Secara historis, peraturan perundang-undangan di bidang HKI di Indonesia telah ada sejak tahun 1840-an. Pemerintah kolonial Belanda memperkenalkan undang undang pertama mengenal perlindungan HKI pada tahun 1844. Selanjutnya, Pemerintah Belanda mengundangkan UU Merek (1885), UU Paten (1910), dan UU Hak Cipta (1912). Indonesia yang pada waktu itu masih bernama Netherlands East-Indies telah menjadi anggota Paris Convention for the Protection of Industrial Property sejak tahun 1888, anggota Madrid Convention dan tahun 1893 s.d. 1936, dan anggota Berne Convention for the Protection of Literary and Artistic Works sejak tahun 1914. Pada zaman pendudukan Jepang yaitu tahun 1942 s.d. 1945, semua peraturan perundang-undangan di bidang HKI tersebut tetap berlaku.
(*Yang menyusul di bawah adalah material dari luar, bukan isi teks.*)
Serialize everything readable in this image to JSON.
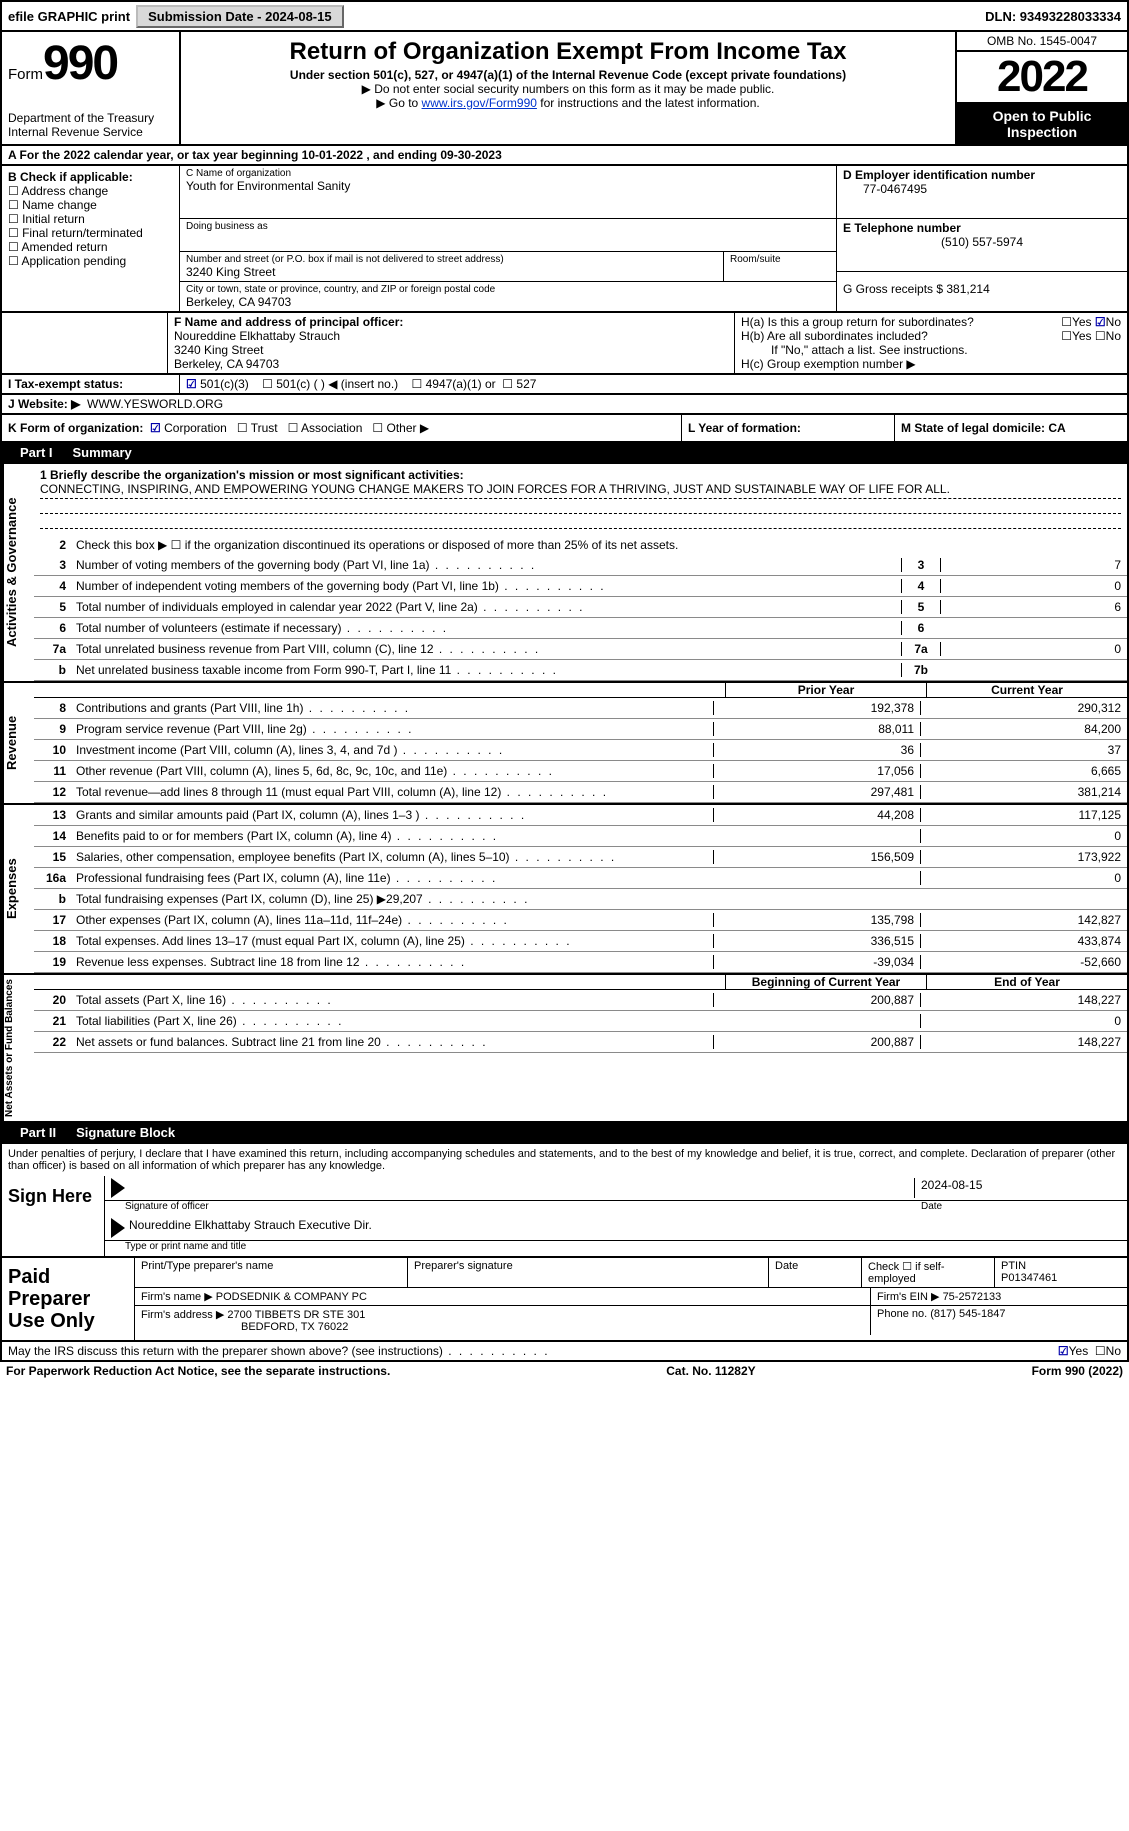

Pada tanggal 17 Agustus 1945, bangsa Indonesia memproklamirkan kemerdekaannya. Sebagaimana ditetapkan dalam ketentuan peralihan UUD 1945, seluruh peraturan perundang-undangan peninggalan kolonial Belanda tetap berlaku selama tidak bertentangan UUD 1945. UU Hak Cipta dan UU Merek peninggalan Belanda tetap berlaku, namun tidak demikian halnya dengan UU Paten yang dianggap bertentangan dengan Pemerintah Indonesia. Sebagaimana ditetapkan dalam UU Paten peninggalan Belanda, permohonan paten dapat diajukan di Kantor Paten yang berada di Batavia (sekarang Jakarta), namun pemeriksaan atas permohonan paten tersebut harus dilakukan di Octrooiraad yang berada di Belanda. Pada tahun 1953 Menteri Kehakiman Rl mengeluarkan pengumuman yang merupakan perangkat peraturan nasional pertama yang mengatur tentang paten, yaitu Pengumuman Menteri Kehakiman no. J.S. 5/41/4, yang mengatur tentang pengajuan sementara permintaan paten dalam negeri, dan Pengumuman Menteri Kehakiman No. J.G. 1/2/17. Yang mengatur tentang pengajuan sementara permintaan paten luar negeri.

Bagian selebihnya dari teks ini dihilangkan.